Inside the Washington Chapel CME church, Dr. Cora Douglass Thompson sits down at the piano and begins to play, 'Lift Every Voice and Sing.'

Parkville sisters who lived through segregation share their story of faith and legacy

"My mother insisted that all three of us had piano lessons," Dr. Thompson said. "All three of us."

Dr. Cora, and her sisters Lucille H. Douglass and Alcorama Pearl Spencer sat down with me, sharing fond memories, like their mother's gingerbread.

"You could be outside playing and you get a whiff of that and you knew, mama was making gingerbread," Dr. Cora said. "She'd make two. One for the church and one for home."

The sisters were born in the 1940s, during a time when segregation was a shared experience for the Black community.

"There are only three streets that connect to what was the segregated black community," Ms. Lucille said.

"The white elite, leaders of Parkville told my dad, 'stop telling these N's how to vote," Dr. Cora said. "That's one of the big things I remember. Everybody came to my dad asking them how to vote, everybody."

"The meetings that were being held in the Black community, were about getting indoor toilets in our school," Ms. Alcorama said. "We had to walk over to the hillside, quite a ways."

Their legacy, intertwined in Parkville's history, including Banneker Elementary, the historic African American schoolhouse, where their mother taught.

Banneker Elementary
Banneker Elementary

"Cora and I were a part of the last class when they closed the Banneker school," Ms. Lucille said. She said it closed after Brown V. Board of Education, when the Supreme Court ruled that separating children in public schools on the basis of race was unconstitutional.

Ms. Alcorama remembers when school was integrated. She was a freshman at Park Hill High School. She shared that she was frightened a little, but the superintendent had a conversation with her dad before she started. She was grateful for what was said to her father that day. She said while there weren't any families protesting outside the school that she remembers, she does remember some incidents of bullying and sports teams still being segregated.
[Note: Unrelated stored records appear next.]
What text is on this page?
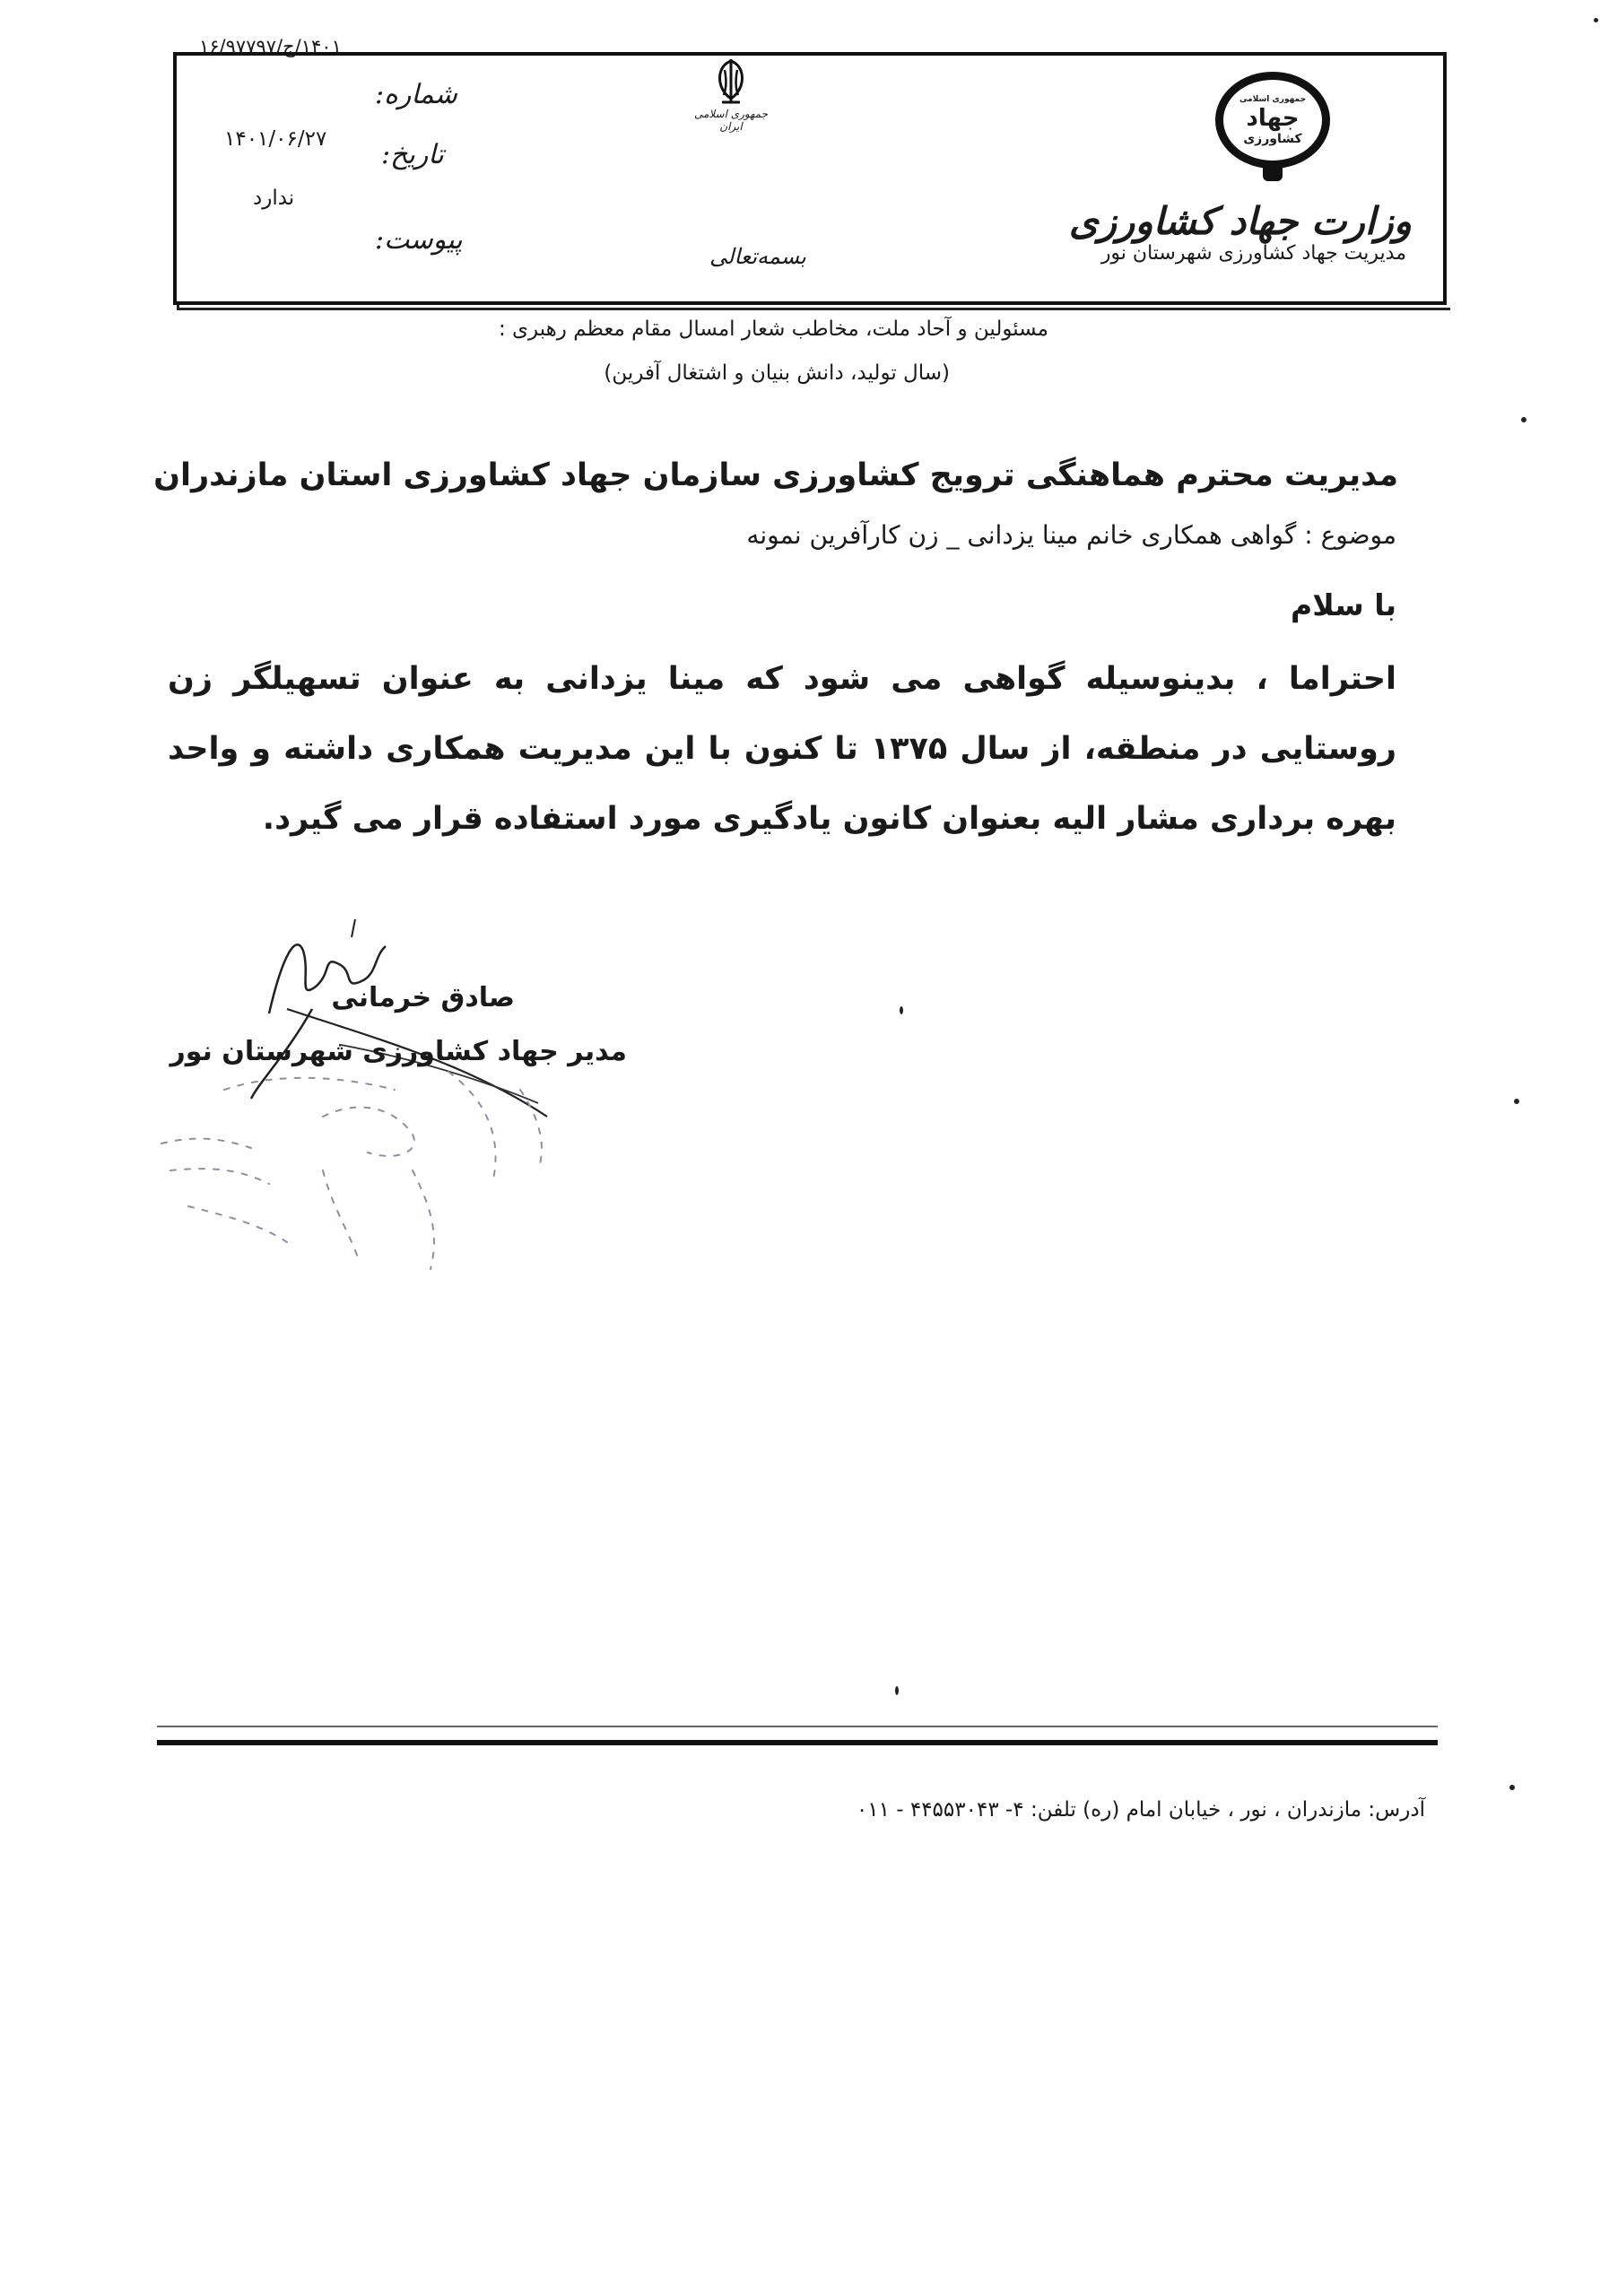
۱۴۰۱/ج/۱۶/۹۷۷۹۷
شماره:
تاریخ:
۱۴۰۱/۰۶/۲۷
ندارد
پیوست:
جمهوری اسلامی ایران
بسمه‌تعالی
جمهوری اسلامی
جهاد
کشاورزی
وزارت جهاد کشاورزی
مدیریت جهاد کشاورزی شهرستان نور
مسئولین و آحاد ملت، مخاطب شعار امسال مقام معظم رهبری :
(سال تولید، دانش بنیان و اشتغال آفرین)
مدیریت محترم هماهنگی ترویج کشاورزی سازمان جهاد کشاورزی استان مازندران
موضوع : گواهی همکاری خانم مینا یزدانی _ زن کارآفرین نمونه
با سلام
احتراما ، بدینوسیله گواهی می شود که مینا یزدانی به عنوان تسهیلگر زن روستایی در منطقه، از سال ۱۳۷۵ تا کنون با این مدیریت همکاری داشته و واحد بهره برداری مشار الیه بعنوان کانون یادگیری مورد استفاده قرار می گیرد.
صادق خرمانی
مدیر جهاد کشاورزی شهرستان نور
آدرس: مازندران ، نور ، خیابان امام (ره) تلفن: ۴- ۴۴۵۵۳۰۴۳ - ۰۱۱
They also talked about the historic church they grew up in was Washington Chapel C.M.E., which was built in 1907 by former slaves and college students.

"We stand on their shoulders," Ms. Lucille said.

Today, these sisters make sure that history is never forgotten, through events, education and conversation.

"We are benefiting from their hard work and the vision God gave them," Ms. Alcorama said. "And this church on this hill will be, known and people will be worshiping here for another 100 years."